Als hij de 13 munten op tafel deponeert zegt de schatbewaarder dat er een valse tussen zit. Hij zal hem zelfs vertellen welke het is en of hij zwaarder of lichter is!
Hij buldert:
"Hier is een weegschaal met wat losse kleine gewichtjes, en hier heb ik de aanwijzingen om drie wegingen te doen. Ik heb precies opgeschreven welke gewichten links op de schaal moeten en welke rechts. Jij moet elke keer, indien nodig, gewichten toevoegen om de weegschaal in evenwicht te krijgen. Na afloop wil ik weten welke drie gewichten je moest toevoegen en dan zal ik de valse munt aanwijzen.  En verder zal ik ook precies zeggen hoeveel de valse weegt en hoeveel een zuivere weegt!!!!!
Als ik gelijk heb hang ik je op, als ik het fout heb ben je vrij".

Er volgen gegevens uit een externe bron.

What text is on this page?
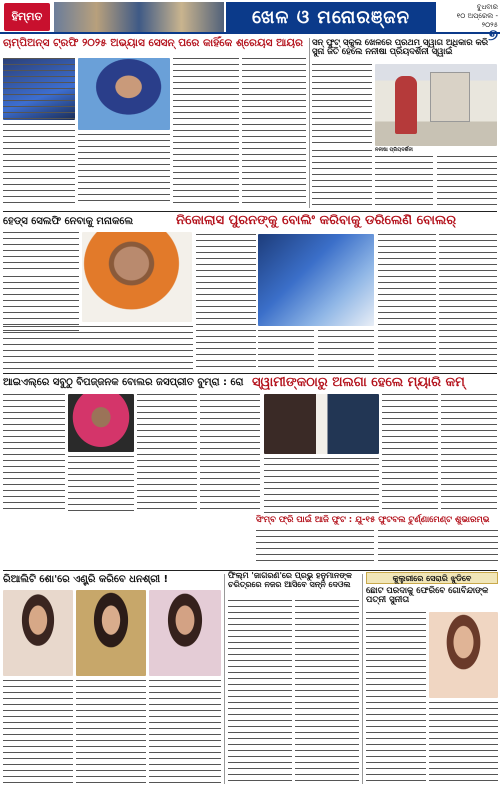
ହିମ୍ମତ	ଖେଳ ଓ ମନୋରଞ୍ଜନ	ବୁଧବାର
୧୦ ଅପ୍ରେଲ - ୨୦୨୫
୭
ଚାମ୍ପିଅନ୍ସ ଟ୍ରଫି ୨୦୨୫ ଅଭ୍ୟାସ ସେସନ୍ ପରେ କାହିଁକେ ଶ୍ରେୟସ ଆୟର ସନ୍ ଫୁଟ୍ ସ୍କୁଲ ଖେଳରେ ପ୍ରଥମ ସ୍ୱାଗ ଅଧିକାର କରି ସୁନା ଜିତି ହେଲେ ନନୀଷା ପ୍ରିୟଦର୍ଶିନୀ ସ୍ୱାଇଁ
ନନୀଷା ପ୍ରିୟଦର୍ଶିନୀ
ହେଡ୍ସ ସେଲଫି ନେବାକୁ ମନାକଲେ	ନିକୋଲାସ ପୁରନଙ୍କୁ ବୋଲିଂ କରିବାକୁ ଡରିଲେଣି ବୋଲର୍
ଆଇଏଲ୍‌ରେ ସବୁଠୁ ବିପଜ୍ଜନକ ବୋଲର ଜସପ୍ରୀତ ବୁମ୍ରା : ରୋ ସ୍ୱାମୀଙ୍କଠାରୁ ଅଲଗା ହେଲେ ମ୍ୟାରି କମ୍
ସିଂମ୍ବ ଫ୍ରି ପାଇଁ ଆଜି ଫୁଟ : ଯୁ-୧୫ ଫୁଟବଲ ଟୁର୍ଣ୍ଣାମେଣ୍ଟ ଶୁଭାରମ୍ଭ
ରିଆଲିଟି ଶୋ'ରେ ଏଣ୍ଟ୍ରି କରିବେ ଧନଶ୍ରୀ !	ଫିଲ୍ମ 'ଜାଗରଣ'ରେ ପ୍ରଭୁ ହନୁମାନଙ୍କ ଚରିତ୍ରରେ ନଜର ଆସିବେ ସନ୍ନି ଦେଓଲ
କୁଲୁରୀରେ ସେରାରି ଝୁଡିବେ
ଛୋଟ ପରଦାକୁ ଫେରିବେ ଗୋବିନ୍ଦାଙ୍କ ପତ୍ନୀ ସୁନୀତା
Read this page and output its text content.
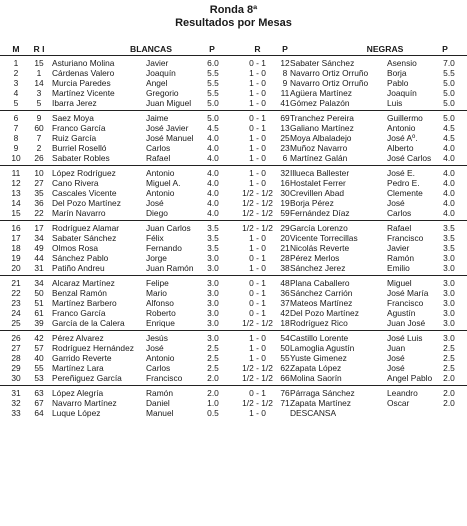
Ronda 8ª
Resultados por Mesas
M	R I	BLANCAS	P	R	P	NEGRAS	P
1	15 Asturiano Molina	Javier	6.0	0 - 1	12 Sabater Sánchez	Asensio	7.0
2	1	Cárdenas Valero	Joaquín	5.5	1 - 0	8 Navarro Ortiz Orruño	Borja	5.5
3	14 Murcia Paredes	Angel	5.5	1 - 0	9 Navarro Ortiz Orruño	Pablo	5.0
4	3	Martínez Vicente	Gregorio	5.5	1 - 0	11 Agüera Martínez	Joaquín	5.0
5	5	Ibarra Jerez	Juan Miguel	5.0	1 - 0	41 Gómez Palazón	Luis	5.0
6	9	Saez Moya	Jaime	5.0	0 - 1	69 Tranchez Pereira	Guillermo	5.0
7	60 Franco García	José Javier	4.5	0 - 1	13 Galiano Martínez	Antonio	4.5
8	7	Ruiz García	José Manuel	4.0	1 - 0	25 Moya Albaladejo	José Aº.	4.5
9	2	Burriel Roselló	Carlos	4.0	1 - 0	23 Muñoz Navarro	Alberto	4.0
10	26 Sabater Robles	Rafael	4.0	1 - 0	6 Martínez Galán	José Carlos	4.0
11	10 López Rodríguez	Antonio	4.0	1 - 0	32 Illueca Ballester	José E.	4.0
12	27 Cano Rivera	Miguel A.	4.0	1 - 0	16 Hostalet Ferrer	Pedro E.	4.0
13	35 Cascales Vicente	Antonio	4.0	1/2 - 1/2 30 Crevillen Abad	Clemente	4.0
14	36 Del Pozo Martínez	José	4.0	1/2 - 1/2 19 Borja Pérez	José	4.0
15	22 Marín Navarro	Diego	4.0	1/2 - 1/2 59 Fernández Díaz	Carlos	4.0
16	17 Rodríguez Alamar	Juan Carlos	3.5	1/2 - 1/2 29 García Lorenzo	Rafael	3.5
17	34 Sabater Sánchez	Félix	3.5	1 - 0	20 Vicente Torrecillas	Francisco	3.5
18	49 Olmos Rosa	Fernando	3.5	1 - 0	21 Nicolás Reverte	Javier	3.5
19	44 Sánchez Pablo	Jorge	3.0	0 - 1	28 Pérez Merlos	Ramón	3.0
20	31 Patiño Andreu	Juan Ramón	3.0	1 - 0	38 Sánchez Jerez	Emilio	3.0
21	34 Alcaraz Martínez	Felipe	3.0	0 - 1	48 Plana Caballero	Miguel	3.0
22	50 Benzal Ramón	Mario	3.0	0 - 1	36 Sánchez Carrión	José María	3.0
23	51 Martínez Barbero	Alfonso	3.0	0 - 1	37 Mateos Martínez	Francisco	3.0
24	61 Franco García	Roberto	3.0	0 - 1	42 Del Pozo Martínez	Agustín	3.0
25	39 García de la Calera	Enrique	3.0	1/2 - 1/2 18 Rodríguez Rico	Juan José	3.0
26	42 Pérez Alvarez	Jesús	3.0	1 - 0	54 Castillo Lorente	José Luis	3.0
27	57 Rodríguez Hernández	José	2.5	1 - 0	50 Lamoglia Agustín	Juan	2.5
28	40 Garrido Reverte	Antonio	2.5	1 - 0	55 Yuste Gimenez	José	2.5
29	55 Martínez Lara	Carlos	2.5	1/2 - 1/2 62 Zapata López	José	2.5
30	53 Pereñiguez García	Francisco	2.0	1/2 - 1/2 66 Molina Saorín	Angel Pablo	2.0
31	63 López Alegría	Ramón	2.0	0 - 1	76 Párraga Sánchez	Leandro	2.0
32	67 Navarro Martínez	Daniel	1.0	1/2 - 1/2 71 Zapata Martínez	Oscar	2.0
33	64 Luque López	Manuel	0.5	1 - 0	DESCANSA
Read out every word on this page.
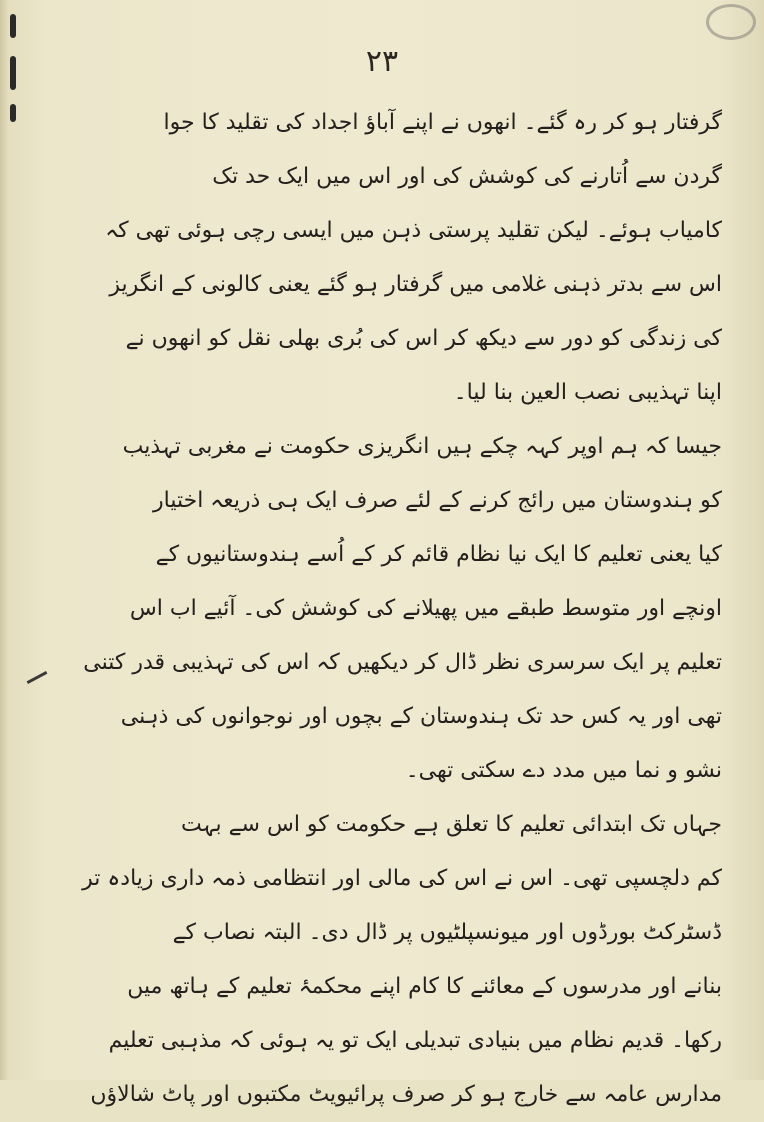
۲۳
گرفتار ہو کر رہ گئے۔ انھوں نے اپنے آباؤ اجداد کی تقلید کا جوا
گردن سے اُتارنے کی کوشش کی اور اس میں ایک حد تک
کامیاب ہوئے۔ لیکن تقلید پرستی ذہن میں ایسی رچی ہوئی تھی کہ
اس سے بدتر ذہنی غلامی میں گرفتار ہو گئے یعنی کالونی کے انگریز
کی زندگی کو دور سے دیکھ کر اس کی بُری بھلی نقل کو انھوں نے
اپنا تہذیبی نصب العین بنا لیا۔
جیسا کہ ہم اوپر کہہ چکے ہیں انگریزی حکومت نے مغربی تہذیب
کو ہندوستان میں رائج کرنے کے لئے صرف ایک ہی ذریعہ اختیار
کیا یعنی تعلیم کا ایک نیا نظام قائم کر کے اُسے ہندوستانیوں کے
اونچے اور متوسط طبقے میں پھیلانے کی کوشش کی۔ آئیے اب اس
تعلیم پر ایک سرسری نظر ڈال کر دیکھیں کہ اس کی تہذیبی قدر کتنی
تھی اور یہ کس حد تک ہندوستان کے بچوں اور نوجوانوں کی ذہنی
نشو و نما میں مدد دے سکتی تھی۔
جہاں تک ابتدائی تعلیم کا تعلق ہے حکومت کو اس سے بہت
کم دلچسپی تھی۔ اس نے اس کی مالی اور انتظامی ذمہ داری زیادہ تر
ڈسٹرکٹ بورڈوں اور میونسپلٹیوں پر ڈال دی۔ البتہ نصاب کے
بنانے اور مدرسوں کے معائنے کا کام اپنے محکمۂ تعلیم کے ہاتھ میں
رکھا۔ قدیم نظام میں بنیادی تبدیلی ایک تو یہ ہوئی کہ مذہبی تعلیم
مدارس عامہ سے خارج ہو کر صرف پرائیویٹ مکتبوں اور پاٹ شالاؤں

De boer verricht de wegingen. Na afloop vraagt de schatbewaarder "Nou, vertel op: welk gewicht had je bij de eerste weging nodig, welk bij de tweede en welk bij de derde?"
"Nee, dat was niet de afspraak," zegt de boer slim, "Ik hoefde alleen de gewichten te noemen, niet de volgorde!"
"Vertel me dan alleen of je deze drie gewichten aan de linkerkant of aan de rechterkant moest leggen,"
zegt de schatbewaarder ontstemd. "Sorry, ook dat hoef ik niet te zeggen" antwoordt de boer.

"Het zal je niet baten," zegt de schatbewaarder en na enig denkwerk wijst hij feilloos de valse munt aan, en bovendien weet hij ook hoeveel de valse en hoeveel een zuivere wegen!

Hoe deed de schatbewaarder dat? Wat stond er op zijn weegaanwijzingen?

6. Drie soorten munten
Je hebt 2 rode, 2 witte en 2 blauwe ballen.
Van elke kleur weegt één bal 15 gram en de andere 16 gram.
Bepaal welke welke is door twee keer te wegen met een balans (zonder gewichten)
7.  Allemaal verschillende munten.
Voor je liggen 8 munten, allemaal met verschillend gewicht.
Op een balans mag je steeds één munt wegen tegen een andere.
Dan is het minimaal aantal wegingen dat je nodig hebt om de munten op volgorde van zwaar naar licht te leggen gelijk aan 17.
Probeer eerst zelf uit hoe dat moet. Hier staat een mogelijke oplossing, maar die is niet echt heel interessant, geloof me.
Stel echter dat elke keer wegen 10 minuten tijd kost, en dat je de rangschikking in een uur klaar moet hebben. Dan kan dat dus niet!

Maar kan het wél als je 4 weegschalen hebt?
(er zijn assistenten, zodat je wegingen tegelijk kunt uitvoeren).
8. Ook de één na zwaarste.
Je hebt 32 munten, met onbekende maar wel verschillende gewichten, en een balans met twee armen.
In hoeveel wegingen kun je de zwaarste én de één na zwaarste bepalen?
9.  Eén valse in de 101.
Van de 101 munten is er één vals maar je weet niet of hij lichter of zwaarder is.
Hoe kun je door slechts twéé keer te wegen (met een balans met 2 armen) bepalen of hij lichter of zwaarder is?